Interestingly, studies of the aging brain have demonstrated that mitoEVs are accumulated more prominently in females than in males with advancing age, particularly those of neuronal origin¹¹⁹. This female-specific enrichment of neuronal mitoEVs suggests an increased reliance on vesicle-mediated mitochondrial disposal and intercellular signaling pathways during aging, potentially reflecting heightened mitochondrial stress or a compensatory response to age-associated impairment of mitophagic capacity¹¹⁹. Supporting the relevance of sex-dependent mitoEV biology in humans, plasma-based analyses of neuron-derived EVs from African American people living with HIV have revealed higher mtDNA content in males compared with females¹²⁰, consistent with increased vesicle-associated mitochondrial stress in male neurons under chronic disease conditions.

Collectively, these findings indicate that enhancement of mitochondrial energetics represents a recurring and central mechanism through which EVs exert rejuvenating effects in aging. However, although multiple lines of evidence demonstrate that EVs can improve mitochondrial bioenergetics, dynamics, and quality control in aged cells, direct evidence specifically employing mitoEVs, defined by the selective enrichment of mitochondrial components, remains limited. Given their inherent capacity to deliver mitochondrial cargo with higher specificity, mitoEVs represent a particularly promising but underexplored therapeutic avenue for targeting mitochondrial dysfunction in aging. Future studies directly comparing conventional EVs and mitoEVs, as well as defining their cargo composition, targeting specificity, and long-term safety, will be essential to fully establish mitoEV-based strategies for ageing and age-related cardiovascular disease.
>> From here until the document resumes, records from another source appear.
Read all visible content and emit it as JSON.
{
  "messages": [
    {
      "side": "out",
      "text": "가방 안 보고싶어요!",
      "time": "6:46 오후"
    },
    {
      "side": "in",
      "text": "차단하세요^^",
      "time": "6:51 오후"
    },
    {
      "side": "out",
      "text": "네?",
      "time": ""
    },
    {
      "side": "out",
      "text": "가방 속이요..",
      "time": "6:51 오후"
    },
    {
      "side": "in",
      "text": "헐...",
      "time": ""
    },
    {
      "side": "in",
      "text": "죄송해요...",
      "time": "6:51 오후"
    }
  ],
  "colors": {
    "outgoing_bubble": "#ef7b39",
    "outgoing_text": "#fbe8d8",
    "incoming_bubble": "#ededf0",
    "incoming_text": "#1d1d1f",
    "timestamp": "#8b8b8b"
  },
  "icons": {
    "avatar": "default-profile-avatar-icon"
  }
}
9. Conclusion and Future Perspectives

In this review, we summarize the current up-to-date literature regarding: 1) the mechanisms underlying the generation of MDVs and mitoEVs upon physiological and pathological conditions; 2) MDV-mediated organelle crosstalk and mitoEV-mediated communications between different types of cells for maintaining cellular and tissue homeostasis; and 3) pathogenic effects of mitoEVs and their therapeutic potentials in cardiovascular diseases with focusing on ischemic heart disease and ageing.

Beyond their critical roles in maintaining mitochondrial health, both MDVs and mitoEVs can be detected in body fluids (i.e., blood, saliva, sweat). Importantly, recent studies have demonstrated that components loaded in MDVs and mitoEVs are highly selective and specific which are linked to both physiological and pathological conditions. Herein, their presence in body fluids may have potential application as biomarkers for the diagnosis of diseases like cancer, cardiovascular and neurodegenerative disorders. Future investigations should aim to dissect the molecular mechanisms governing MDV/mitoEV formation, MDV/mitoEV cargo selective loading, alongside establishing standardized isolation and characterization protocols. Integration of single-vesicle imaging, multi-omics profiling, and targeted delivery approaches will accelerate translation of these vesicular systems as both diagnostic biomarkers and mitochondria-based therapeutics. Ultimately, better understanding of the MDV-mitoEV axis may open new horizons for precision interventions aimed at preserving mitochondrial health and restoring cardiac energetics.